Lila stared off into the distance, where the tracks met the sunset. The breeze stirred her long dark skirt, fanning it against the slender shapes of her legs, tickling Holly with its ends. Ribbons of hair streamed away from her face. Her eyes were wet and shiny, reflecting the molten colors of the sun as it sank.
“I don’t know, baby,” she said quietly. “But I bet it’s somewhere wonderful, don’t you?”
Holly took a shallow, straining breath, the cold air making her lungs ache. Lila had never found what lay at the end of the tracks. For her, they had only been a fantasy, an out of reach promise of escape. A reminder that the world was full of constant movement, but that time would always stand still for her.
“Holly!” Wynn said beside her, and she snatched her head around.

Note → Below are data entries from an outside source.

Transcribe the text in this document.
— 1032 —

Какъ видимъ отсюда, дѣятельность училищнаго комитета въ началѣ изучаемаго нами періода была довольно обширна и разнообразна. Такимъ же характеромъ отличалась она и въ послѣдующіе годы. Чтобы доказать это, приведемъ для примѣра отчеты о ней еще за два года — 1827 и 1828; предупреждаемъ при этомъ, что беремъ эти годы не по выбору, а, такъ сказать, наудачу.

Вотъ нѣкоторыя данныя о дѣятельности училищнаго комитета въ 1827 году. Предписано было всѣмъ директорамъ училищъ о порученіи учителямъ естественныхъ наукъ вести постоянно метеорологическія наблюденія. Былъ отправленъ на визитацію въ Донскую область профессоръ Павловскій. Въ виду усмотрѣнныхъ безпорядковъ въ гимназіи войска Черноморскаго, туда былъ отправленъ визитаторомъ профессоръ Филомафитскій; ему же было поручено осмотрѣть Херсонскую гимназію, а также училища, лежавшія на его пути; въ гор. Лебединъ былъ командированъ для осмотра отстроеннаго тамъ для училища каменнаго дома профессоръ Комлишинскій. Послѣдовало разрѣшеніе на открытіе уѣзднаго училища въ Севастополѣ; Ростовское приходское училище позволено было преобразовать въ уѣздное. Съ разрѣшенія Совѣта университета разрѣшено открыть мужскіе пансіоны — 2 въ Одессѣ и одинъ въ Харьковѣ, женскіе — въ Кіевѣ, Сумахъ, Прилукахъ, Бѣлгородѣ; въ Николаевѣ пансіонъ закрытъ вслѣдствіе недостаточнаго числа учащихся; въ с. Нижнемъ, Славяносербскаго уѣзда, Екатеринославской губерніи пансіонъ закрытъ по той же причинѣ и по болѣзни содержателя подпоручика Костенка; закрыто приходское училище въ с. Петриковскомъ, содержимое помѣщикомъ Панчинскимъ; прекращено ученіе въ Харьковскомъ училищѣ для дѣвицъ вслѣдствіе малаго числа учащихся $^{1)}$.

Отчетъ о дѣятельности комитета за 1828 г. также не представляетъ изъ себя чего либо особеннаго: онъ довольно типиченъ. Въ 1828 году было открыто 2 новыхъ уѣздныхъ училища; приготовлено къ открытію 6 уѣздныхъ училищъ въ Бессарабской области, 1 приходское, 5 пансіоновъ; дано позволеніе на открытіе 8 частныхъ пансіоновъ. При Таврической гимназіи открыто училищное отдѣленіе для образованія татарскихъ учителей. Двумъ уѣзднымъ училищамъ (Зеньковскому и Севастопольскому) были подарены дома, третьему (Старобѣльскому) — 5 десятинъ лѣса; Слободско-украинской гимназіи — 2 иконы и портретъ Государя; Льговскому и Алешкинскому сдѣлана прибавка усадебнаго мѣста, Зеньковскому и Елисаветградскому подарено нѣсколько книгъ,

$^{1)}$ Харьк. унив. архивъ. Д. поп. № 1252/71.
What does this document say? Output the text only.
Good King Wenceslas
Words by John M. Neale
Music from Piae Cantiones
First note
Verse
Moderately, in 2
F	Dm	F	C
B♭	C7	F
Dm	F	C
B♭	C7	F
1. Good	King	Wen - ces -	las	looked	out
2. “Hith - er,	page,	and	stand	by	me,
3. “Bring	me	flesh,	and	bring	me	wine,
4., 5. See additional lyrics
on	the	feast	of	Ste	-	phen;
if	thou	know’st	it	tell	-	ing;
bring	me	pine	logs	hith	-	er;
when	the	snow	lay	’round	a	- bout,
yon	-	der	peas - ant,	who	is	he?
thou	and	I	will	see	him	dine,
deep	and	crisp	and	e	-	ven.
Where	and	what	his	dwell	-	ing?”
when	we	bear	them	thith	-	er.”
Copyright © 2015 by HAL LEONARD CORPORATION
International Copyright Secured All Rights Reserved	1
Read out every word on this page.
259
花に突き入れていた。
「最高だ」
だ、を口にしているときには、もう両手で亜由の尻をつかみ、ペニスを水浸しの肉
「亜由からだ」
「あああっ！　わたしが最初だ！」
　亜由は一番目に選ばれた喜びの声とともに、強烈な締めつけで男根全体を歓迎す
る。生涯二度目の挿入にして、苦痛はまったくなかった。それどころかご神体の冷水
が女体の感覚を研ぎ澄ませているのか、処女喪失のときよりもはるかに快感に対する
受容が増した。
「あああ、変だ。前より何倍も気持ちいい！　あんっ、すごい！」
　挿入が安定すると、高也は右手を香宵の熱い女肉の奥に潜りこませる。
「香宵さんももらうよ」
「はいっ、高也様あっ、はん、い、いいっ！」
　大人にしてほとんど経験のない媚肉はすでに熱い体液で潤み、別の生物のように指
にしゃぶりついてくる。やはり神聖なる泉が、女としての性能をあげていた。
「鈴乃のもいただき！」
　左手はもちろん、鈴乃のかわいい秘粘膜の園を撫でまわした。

She had climbed up onto the slick metal rail without knowing it, and as her feet went out from under her, Wynn caught her wrist in one bear paw hand.
“Ah!” She grabbed at his arms, his jacket, staggering down onto level ground, going to her knees when her ankle gave out. But then she was still, and safe, and unhurt, she knew, as she caught her breath.
“That was close,” Wynn said. “You alright? What were you doing?”